The interrelationship between patent expiry, trademark enforceability, and selective distribution design compounds this complexity. When patent protection lapses (including SPC and pediatric extensions), the distribution agreement's protective logic must shift from exclusion-based mechanisms to quality-based selective distribution criteria and trademark exceptions. Whether those alternative mechanisms are available depends on factual predicates established before the transition occurs: material product differences must be documented, selective distribution criteria must already be operational and uniformly applied, and regulatory barriers must be genuine rather than pretextual. Agreements that defer these questions until patent expiry arrives may find that the groundwork was never laid.
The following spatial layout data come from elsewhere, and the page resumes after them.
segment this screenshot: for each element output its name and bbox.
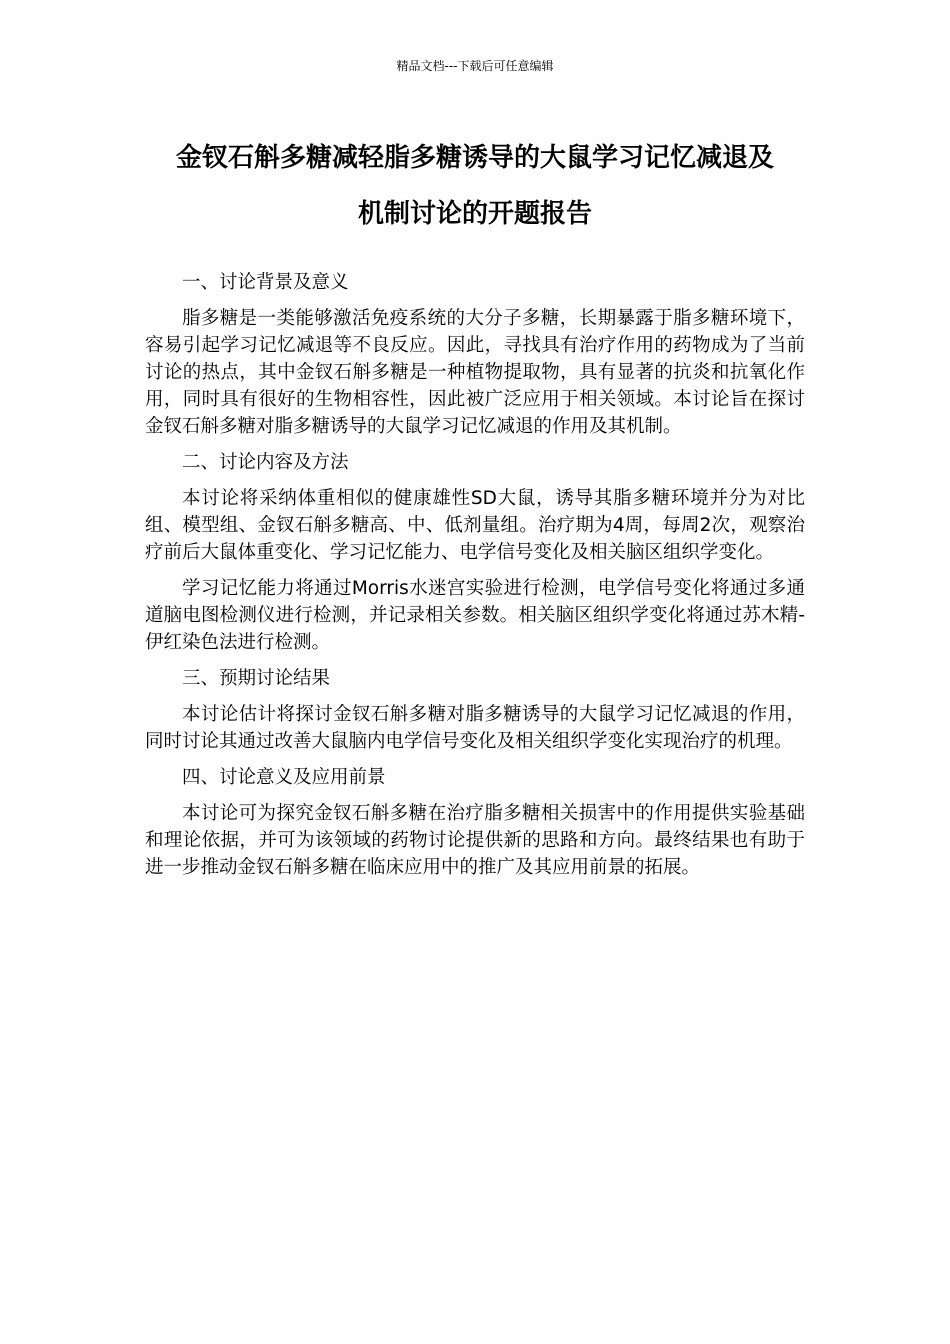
paragraph-methods-detection: 学习记忆能力将通过Morris水迷宫实验进行检测，电学信号变化将通过多通道脑电图检测仪进行检测，并记录相关参数。相关脑区组织学变化将通过苏木精-伊红染色法进行检测。	[145, 578, 805, 653]
paragraph-expected-results: 本讨论估计将探讨金钗石斛多糖对脂多糖诱导的大鼠学习记忆减退的作用，同时讨论其通过改善大鼠脑内电学信号变化及相关组织学变化实现治疗的机理。	[145, 704, 805, 752]
section-heading-background: 一、讨论背景及意义	[182, 272, 349, 293]
section-heading-significance: 四、讨论意义及应用前景	[182, 767, 386, 788]
document-title-line-2: 机制讨论的开题报告	[357, 199, 592, 229]
section-heading-expected-results: 三、预期讨论结果	[182, 668, 331, 689]
paragraph-significance: 本讨论可为探究金钗石斛多糖在治疗脂多糖相关损害中的作用提供实验基础和理论依据，并可为该领域的药物讨论提供新的思路和方向。最终结果也有助于进一步推动金钗石斛多糖在临床应用中的推广及其应用前景的拓展。	[145, 803, 805, 878]
paragraph-methods-design: 本讨论将采纳体重相似的健康雄性SD大鼠，诱导其脂多糖环境并分为对比组、模型组、金钗石斛多糖高、中、低剂量组。治疗期为4周，每周2次，观察治疗前后大鼠体重变化、学习记忆能力、电学信号变化及相关脑区组织学变化。	[145, 488, 805, 563]
document-title-line-1: 金钗石斛多糖减轻脂多糖诱导的大鼠学习记忆减退及	[175, 143, 774, 173]
document-body	[145, 269, 805, 890]
document-title	[100, 130, 850, 242]
paragraph-background: 脂多糖是一类能够激活免疫系统的大分子多糖，长期暴露于脂多糖环境下，容易引起学习记忆减退等不良反应。因此，寻找具有治疗作用的药物成为了当前讨论的热点，其中金钗石斛多糖是一种植物提取物，具有显著的抗炎和抗氧化作用，同时具有很好的生物相容性，因此被广泛应用于相关领域。本讨论旨在探讨金钗石斛多糖对脂多糖诱导的大鼠学习记忆减退的作用及其机制。	[145, 308, 805, 437]
page-header-note: 精品文档---下载后可任意编辑	[396, 59, 554, 73]
section-heading-methods: 二、讨论内容及方法	[182, 452, 349, 473]
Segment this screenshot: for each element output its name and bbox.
Several drafting choices follow. Restrictions are better tied to each product's specific protection status through per-product schedules than asserted uniformly across a portfolio, so that a clause cannot be attacked as overreaching for the products it does not legitimately cover. Sunset and trigger provisions can align contractual restrictions with the expiry of patents, supplementary protection, and any pediatric extension or certificate, and with changes in SL status, rather than leaving a restriction standing after its legal foundation has lapsed. Where exclusion-based protection will eventually fall away, a qualitative selective-distribution framework built on objective GDP criteria offers a defensible fallback, provided it is operational and uniformly applied before it is relied upon. Export prohibitions directed at Swiss distributors are best avoided altogether, given that the Gaba and Nikon authorities treat them as hard-core restraints. The factual predicates for trademark exceptions, namely material product differences and genuine quality-control concerns, warrant documentation in advance rather than assertion after a parallel trader has appeared.
These questions do not resolve through standard contract language. Each product, market, and competitive situation presents a distinct combination of intellectual property coverage, regulatory status, and commercial dynamics, with consequences that emerge only when parallel traders test the assumptions.